Friends – once again, the universe has taught us that it’s folly to try to make predictions about cannabis policy and politics. It has also once again taught us that cannabis stock prices, which plummeted this morning most likely because of the failure of Florida’s adult-use ballot initiative, are almost entirely uncorrelated to reality. Umglich bindt tsunoif (“misfortune binds together”).
So, we’ve learned our lesson - these Cannabis Musings are going to stick to analysis and gratuitous wordplay. In particular, yesterday’s curious news that U.S. operator Green Thumb Industries has effectively taken over troubled ancillary company, Agrify Corp. Listed on the Nasdaq, Agrify, a cultivation products and services company that has been in distress for some time now, recently disclosed that it was out of money. Enter GTI, which has made a $20 million secured convertible loan to Agrify – one-year term, 10% interest rate (accruing, not cash-pay), first lien on Agrify assets, convertible into Agrify common stock at $3.158 per share (about the price of Agrify’s stock right before the deal was announced – it’s trading at about $4.20 per share this morning on the news). You can read the note in all of its simple glory (often, you have to dig beyond the press release to get the facts).
What makes this really interesting is that, reportedly, GTI bought an undisclosed amount of Agrify stock and warrants from CEO Raymond Chang and Director I-Tseng Jenny Chan (there will likely be a public ownership filing in the next few days offering details), Chang resigned (with a $1 million severance payment), Chan left the board, GTI appointed three board members (including GTI CEO, Ben Kovler, and another GTI employee), and Kovler took over as Interim CEO.
That’s a lot of work for a shtikel of a company. So, why would GTI buy out (or in part) the CEO (who owned about half of the stock) and take over management/board control? Well, most of the chatter in reporting, on social media, and in conversations I’ve had is that GTI is positioning itself for a Nasdaq listing. GTI, like a number of other U.S. operators, uses GAAP accounting and complies with SEC reporting (which it had to start doing in 2020 because, even though its stock is traded on a Canadian exchange, SEC rules require public reporting by a foreign company (the parent is a Canadian entity) that has more than 50% of its voting stock held by U.S. residents), so it’s ready for when the U.S. exchanges are. But they’re not because, well, federal law.

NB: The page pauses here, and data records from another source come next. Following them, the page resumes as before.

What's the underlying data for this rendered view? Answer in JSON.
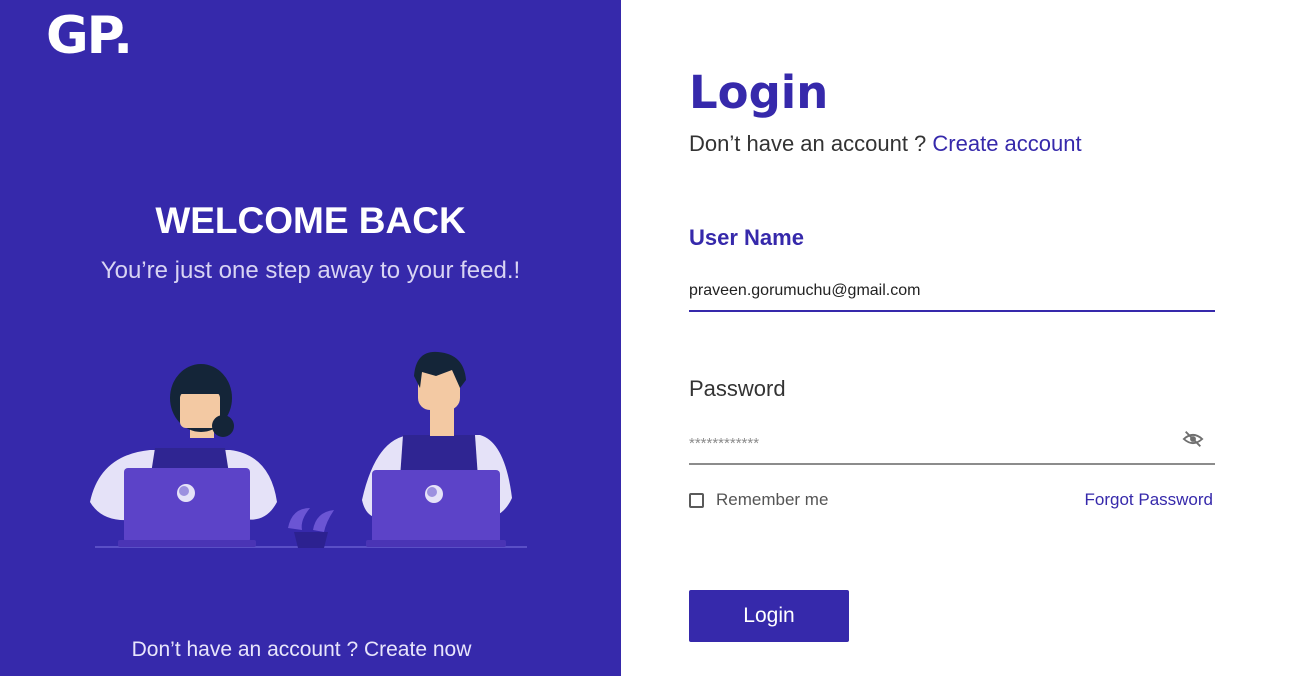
{
  "brand": {
    "logo_text": "GP."
  },
  "left_panel": {
    "heading": "WELCOME BACK",
    "subheading": "You’re just one step away to your feed.!",
    "bottom_prefix": "Don’t have an account ? ",
    "bottom_link": "Create now",
    "illustration": "two-people-working-on-laptops"
  },
  "login_form": {
    "title": "Login",
    "no_account_prefix": "Don’t have an account ? ",
    "create_account_link": "Create account",
    "username_label": "User Name",
    "username_value": "praveen.gorumuchu@gmail.com",
    "password_label": "Password",
    "password_value": "************",
    "password_toggle_icon": "eye-slash-icon",
    "remember_label": "Remember me",
    "remember_checked": false,
    "forgot_link": "Forgot Password",
    "submit_label": "Login"
  },
  "colors": {
    "primary": "#3629ab",
    "laptop": "#5c43c8",
    "text_dark": "#333333",
    "text_muted": "#8c8c8c"
  }
}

The theory going around is that:
The DEA reschedules cannabis early next year (and maybe Congress passes SAFE® in the lame duck session).
The Nasdaq mellows out about that pesky Controlled Substances Act and allows U.S. operators to list.
GTI reverse merges into Nasdaq-listed Agrify, so now the GTI business is totally within the Agrify “shell”.
Agrify (which now owns GTI) changes its name to Green Thumb Industries.
GTI (née Agrify) now enjoys a U.S. exchange listing.
Closing dinner at Lou Malnati’s.
I don’t buy it, for two reasons. First, I don’t think that rescheduling effectively changes the level of risk as perceived by U.S. exchanges. They’re aware that the practical reality is that the risk of enforcement, particularly for an ancillary business (like an exchange would be) is already quite low (not legal advice, but I know this from firsthand experience), and yet they’re still not willing to take the risk. Rescheduling to III wouldn’t really move the needle on that practical risk (because it’s already so low), nor would it change legality at all. In short, it won’t make a difference.
Second, on the chance I’m wrong about that (always possible!) and the Nasdaq gets cool, why would GTI go through all of this trouble tying up $20 million in cash in a troubled business, incurring all of the business and fiduciary risk of controlling another company, and spend a few million dollars to close a cumbersome reverse merger in order to gain an exchange listing, when GTI could simply ask the Nasdaq to list its own stock? It’s just not necessary. The reverse merger would require Nasdaq approval anyway, so it’s not like that route circumvents the problem. In short, what does GTI need with a public shell? Cf. Star Trek V: The Final Frontier.
Okay, then, why are they doing this? I don’t know for sure, but I’d guess this is a way for GTI to get access to, and control over, some Agrify intellectual property that’s not readily obvious to me, without having to acquire all of Agrify? Maybe this structure allows Agrify to retain net operating losses? (This one is a total guess – I don’t know if they have accrued net operating losses, and if the structure of this deal would allow them to be preserved.) Maybe Ben Kovler just has a thing for the Boston area. I just don’t think this is all for an exchange listing.
Be seeing you.
© 2024 Marc Hauser. None of the foregoing is legal, investment, or any other sort of advice, and it may not be relied upon in any manner, shape, or form. The foregoing represents my own views and not those of Jardín.